Hunderte abgeschobene AfrikanerInnen sitzen mitten in der Wüste fest, Spanien schiebt ein weiteres "Flüchtlingsboot" ab.
Flüchtlinge versuchen seit Tagen die Grenzzäune der spanischen Städte Melilla und Ceuta in Marokko zu überwinden. Beim Sturm Donnerstagfrüh verloren mindestens sechs Immigranten ihr Leben. Sie wurden erschossen. Nur einem Flüchtling gelang der Durchbruch.
Garaldón befindet sich mit seinem Team in der Nähe des Dorfes El-Aouina-Souafar, zwischen der marokkanischen Stadt Bouadane und dem algerischen Bechar, 600 Menschen sitzen dort fest. "Viele der Immigranten sind schwer verletzt. Auch hochschwangere Frauen und Kinder befinden sich darunter. Sie sind alle in einem sehr schlechten Zustand", erklärte Garaldón gestern per Mobiltelefon. Die Menschen wüssten nicht, wo sie seien, hätten keine Nahrung und kein Wasser. Die nächste Oase ist mehr als einen Tagesmarsch entfernt.
Sie wurden in den grenznahen Wäldern rund um Melilla und Ceuta verhaftet und in Lkw und Bussen in den Süden verfrachtet. Marokkos Exekutive geht mit Härte gegen sie vor. Jeder vierte Flüchtling, der sich in den vergangenen zwei Jahren von Ärzte ohne Grenzen in Marokko behandeln ließ, war von Gewaltakten gezeichnet.

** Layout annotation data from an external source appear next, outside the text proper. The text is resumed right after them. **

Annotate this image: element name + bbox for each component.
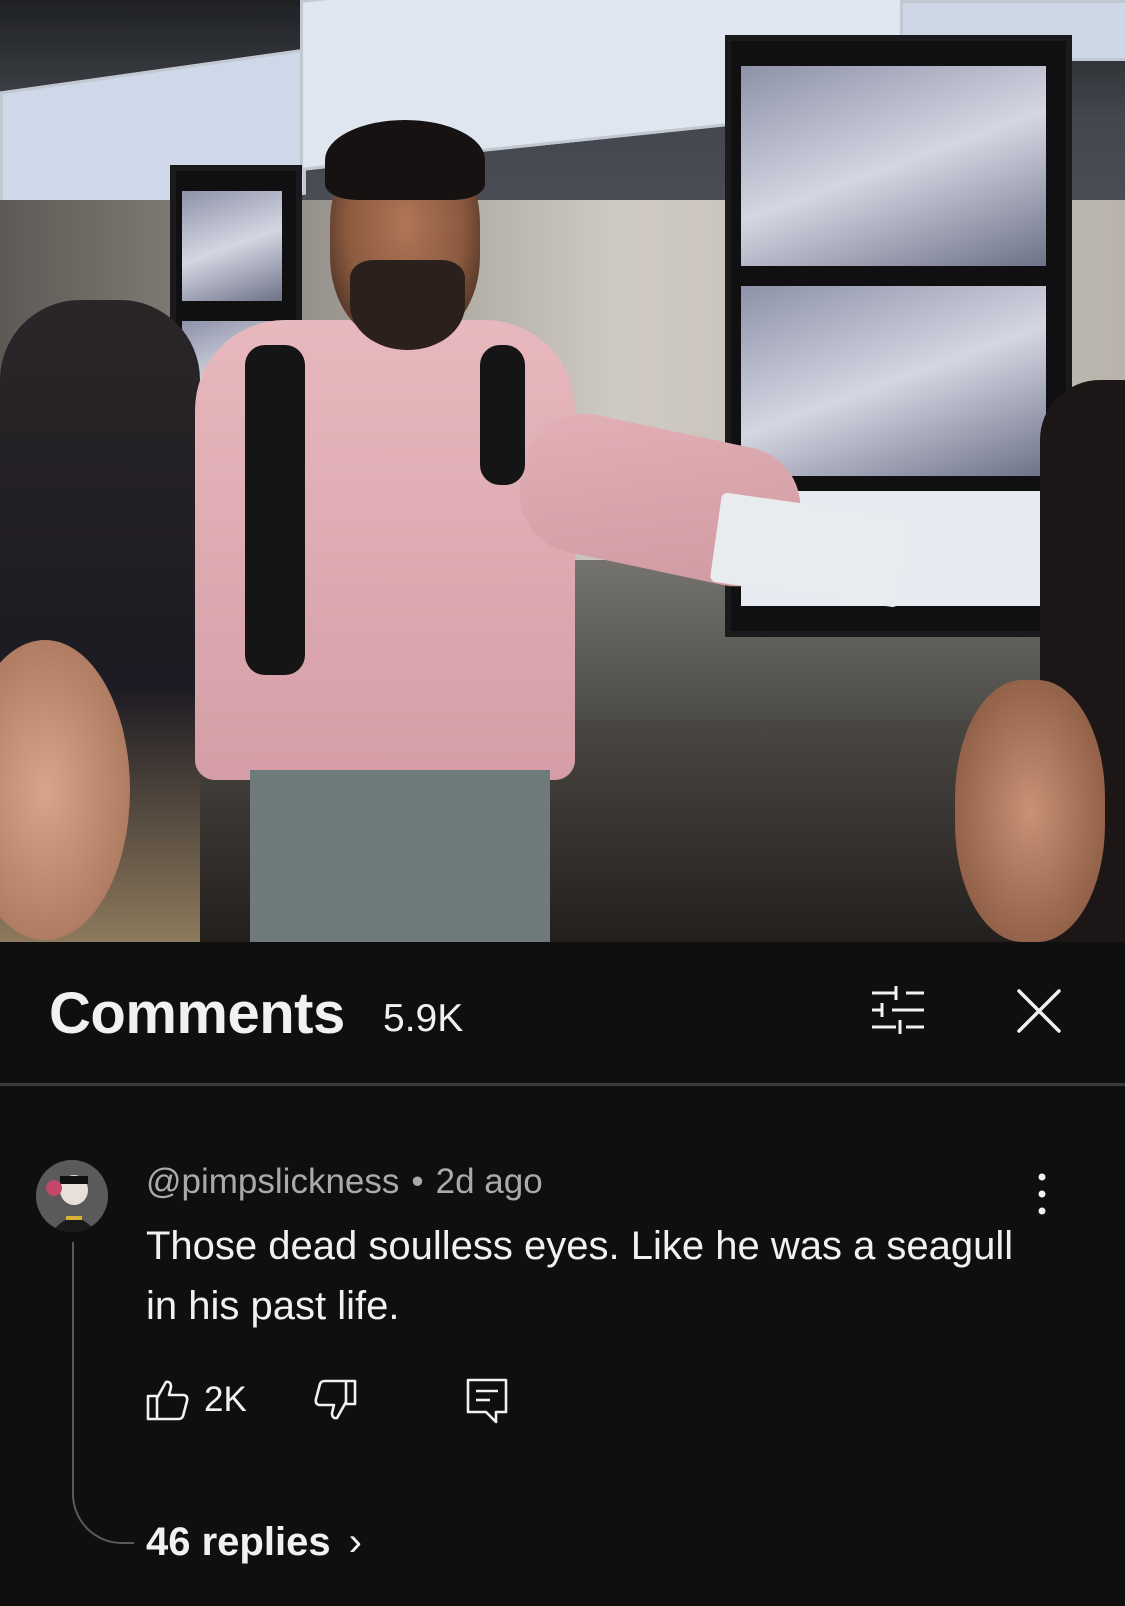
meta-separator: • <box>411 1162 424 1201</box>
reply-icon[interactable] <box>466 1378 508 1424</box>
comment-author[interactable]: @pimpslickness <box>146 1162 399 1201</box>
video-hand-right <box>955 680 1105 942</box>
avatar[interactable] <box>36 1160 108 1232</box>
comment-meta: @pimpslickness • 2d ago <box>146 1162 543 1202</box>
thumbs-up-icon[interactable] <box>146 1378 190 1422</box>
chevron-right-icon: › <box>348 1520 362 1564</box>
like-count: 2K <box>204 1380 247 1419</box>
header-divider <box>0 1083 1125 1086</box>
close-icon[interactable] <box>1015 987 1063 1035</box>
video-person-pants <box>250 770 550 942</box>
replies-label: 46 replies <box>146 1520 331 1564</box>
video-backpack-strap <box>480 345 525 485</box>
sort-filter-icon[interactable] <box>870 985 926 1035</box>
video-backpack-strap <box>245 345 305 675</box>
video-person-beard <box>350 260 465 350</box>
comments-title: Comments <box>49 981 345 1046</box>
comment-text: Those dead soulless eyes. Like he was a … <box>146 1224 1014 1328</box>
thumbs-down-icon[interactable] <box>313 1378 357 1422</box>
more-options-icon[interactable] <box>1036 1172 1048 1216</box>
video-person-hair <box>325 120 485 200</box>
reply-thread-line <box>72 1242 134 1544</box>
comment-time: 2d ago <box>435 1162 543 1201</box>
avatar-image <box>36 1160 108 1232</box>
video-player[interactable] <box>0 0 1125 942</box>
view-replies-button[interactable]: 46 replies › <box>146 1520 362 1565</box>
comments-count: 5.9K <box>383 997 464 1040</box>
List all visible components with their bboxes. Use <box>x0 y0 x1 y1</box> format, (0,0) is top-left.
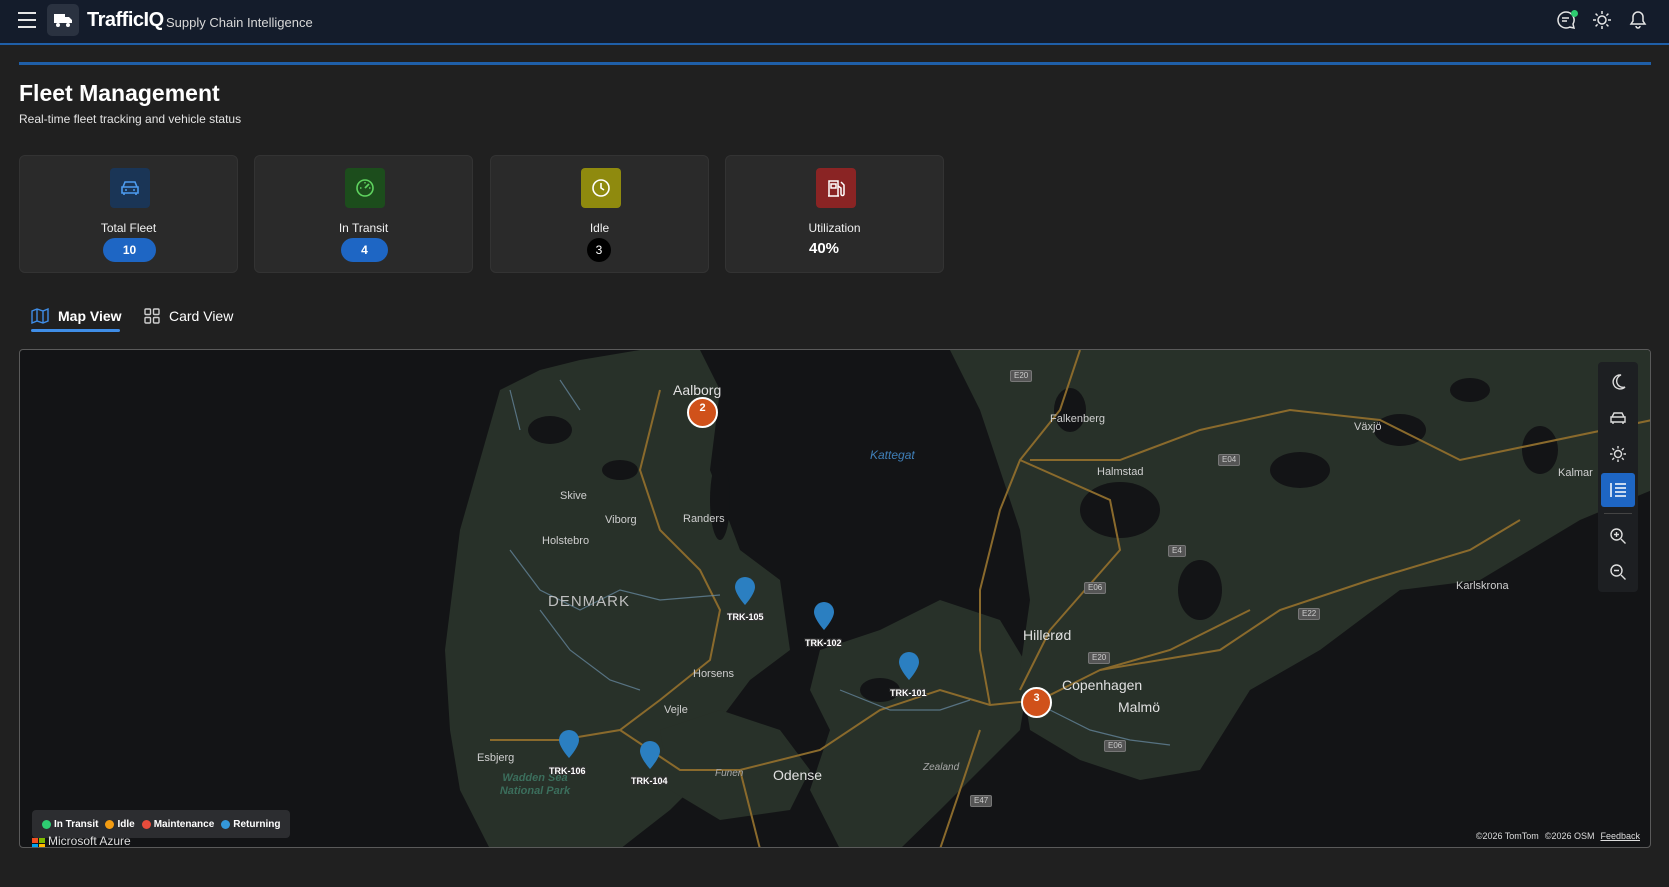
legend-item-returning: Returning <box>221 819 280 830</box>
tab-label: Card View <box>169 308 234 324</box>
page-title: Fleet Management <box>19 80 220 106</box>
map-base-layer <box>445 350 1650 847</box>
stat-label: Utilization <box>808 221 861 235</box>
fleet-map[interactable]: Aalborg Skive Viborg Randers Holstebro D… <box>19 349 1651 848</box>
legend-item-maintenance: Maintenance <box>141 819 214 830</box>
region-label: Funen <box>715 768 744 779</box>
place-label: Copenhagen <box>1062 677 1143 693</box>
stat-card-idle: Idle 3 <box>490 155 709 273</box>
land-zealand <box>810 600 1030 847</box>
highway-shield: E4 <box>1168 545 1186 557</box>
place-label: Halmstad <box>1097 466 1144 478</box>
land-funen <box>660 710 810 820</box>
map-attribution: ©2026 TomTom ©2026 OSM Feedback <box>1475 831 1640 841</box>
page-subtitle: Real-time fleet tracking and vehicle sta… <box>19 112 242 126</box>
place-label: Holstebro <box>542 535 590 547</box>
zoom-out-icon[interactable] <box>1601 555 1635 589</box>
place-label: Malmö <box>1118 699 1161 715</box>
menu-icon[interactable] <box>18 12 36 28</box>
microsoft-logo-icon <box>32 838 45 847</box>
divider <box>1604 513 1632 514</box>
highway-shield: E22 <box>1298 608 1321 620</box>
active-tab-indicator <box>31 329 120 332</box>
highway-shield: E06 <box>1104 740 1127 752</box>
top-bar: TrafficIQ Supply Chain Intelligence <box>0 0 1669 45</box>
tab-card-view[interactable]: Card View <box>144 300 233 332</box>
stat-value-badge: 10 <box>103 238 156 262</box>
car-icon[interactable] <box>1601 401 1635 435</box>
fuel-icon <box>816 168 856 208</box>
brand-subtitle: Supply Chain Intelligence <box>166 15 313 30</box>
legend-item-idle: Idle <box>105 819 135 830</box>
stat-value-badge: 4 <box>341 238 388 262</box>
water-label: Kattegat <box>870 448 915 462</box>
vehicle-label: TRK-106 <box>549 766 586 776</box>
stat-value-badge: 3 <box>587 238 611 262</box>
map-controls <box>1598 362 1638 592</box>
place-label: Randers <box>683 513 725 525</box>
list-icon[interactable] <box>1601 473 1635 507</box>
vehicle-label: TRK-104 <box>631 776 668 786</box>
map-branding: Microsoft Azure <box>48 834 131 848</box>
highway-shield: E20 <box>1088 652 1111 664</box>
zoom-in-icon[interactable] <box>1601 519 1635 553</box>
vehicle-pin[interactable] <box>558 729 580 759</box>
sun-icon[interactable] <box>1592 10 1614 32</box>
vehicle-label: TRK-105 <box>727 612 764 622</box>
highway-shield: E04 <box>1218 454 1241 466</box>
highway-shield: E06 <box>1084 582 1107 594</box>
tab-map-view[interactable]: Map View <box>31 300 122 332</box>
place-label: Skive <box>560 490 587 502</box>
bell-icon[interactable] <box>1628 10 1650 32</box>
place-label: Esbjerg <box>477 752 515 764</box>
speedometer-icon <box>345 168 385 208</box>
brand-name: TrafficIQ <box>87 9 164 31</box>
country-label: DENMARK <box>548 593 631 610</box>
vehicle-label: TRK-101 <box>890 688 927 698</box>
highway-shield: E20 <box>1010 370 1033 382</box>
place-label: Vejle <box>664 704 688 716</box>
highway-shield: E47 <box>970 795 993 807</box>
place-label: Karlskrona <box>1456 580 1509 592</box>
place-label: Horsens <box>693 668 734 680</box>
stat-label: In Transit <box>338 221 389 235</box>
vehicle-pin[interactable] <box>813 601 835 631</box>
place-label: Aalborg <box>673 382 722 398</box>
stat-card-total-fleet: Total Fleet 10 <box>19 155 238 273</box>
stat-value: 40% <box>809 240 840 257</box>
sun-icon[interactable] <box>1601 437 1635 471</box>
clock-icon <box>581 168 621 208</box>
vehicle-cluster-marker[interactable]: 3 <box>1021 687 1052 718</box>
vehicle-pin[interactable] <box>734 576 756 606</box>
chat-icon[interactable] <box>1556 10 1578 32</box>
place-label: Kalmar <box>1558 467 1593 479</box>
vehicle-pin[interactable] <box>639 740 661 770</box>
map-icon <box>31 308 49 324</box>
place-label: Odense <box>773 767 823 783</box>
place-label: Falkenberg <box>1050 413 1106 425</box>
car-icon <box>110 168 150 208</box>
stat-card-in-transit: In Transit 4 <box>254 155 473 273</box>
place-label: Viborg <box>605 514 637 526</box>
vehicle-label: TRK-102 <box>805 638 842 648</box>
grid-icon <box>144 308 160 324</box>
place-label: Växjö <box>1354 421 1382 433</box>
moon-icon[interactable] <box>1601 365 1635 399</box>
vehicle-pin[interactable] <box>898 651 920 681</box>
legend-item-in-transit: In Transit <box>42 819 98 830</box>
accent-line <box>19 62 1651 65</box>
stat-label: Idle <box>589 221 610 235</box>
region-label: Zealand <box>923 762 960 773</box>
notification-dot <box>1571 10 1578 17</box>
tab-label: Map View <box>58 308 122 324</box>
stat-card-utilization: Utilization 40% <box>725 155 944 273</box>
stat-label: Total Fleet <box>100 221 157 235</box>
vehicle-cluster-marker[interactable]: 2 <box>687 397 718 428</box>
feedback-link[interactable]: Feedback <box>1600 831 1640 841</box>
truck-icon <box>47 4 79 36</box>
place-label: Hillerød <box>1023 627 1072 643</box>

"Die Schwarzafrikaner werden nicht wie Menschen behandelt, sondern wie Objekte", beschwert sich der Präsident der marokkanischen Menschenrechtsvereinigung, Amin Hamid. Die Reise an die algerische Grenze dauert bis zu zehn Stunden. Die Betroffenen sind dabei oft mit Handschellen gefesselt.
Es gibt kein Wasser, keine Nahrung und keine Pausen. "An der algerischen Grenze sind mehrere der Abgeschobenen gestorben", erklärt Hamid. Er wird immer wieder von verzweifelten Abgeschobenen per Handy angerufen: "Je nach Quelle sollen in den letzten Wochen acht bis 24 Personen in der Wüste den Tod gefunden haben."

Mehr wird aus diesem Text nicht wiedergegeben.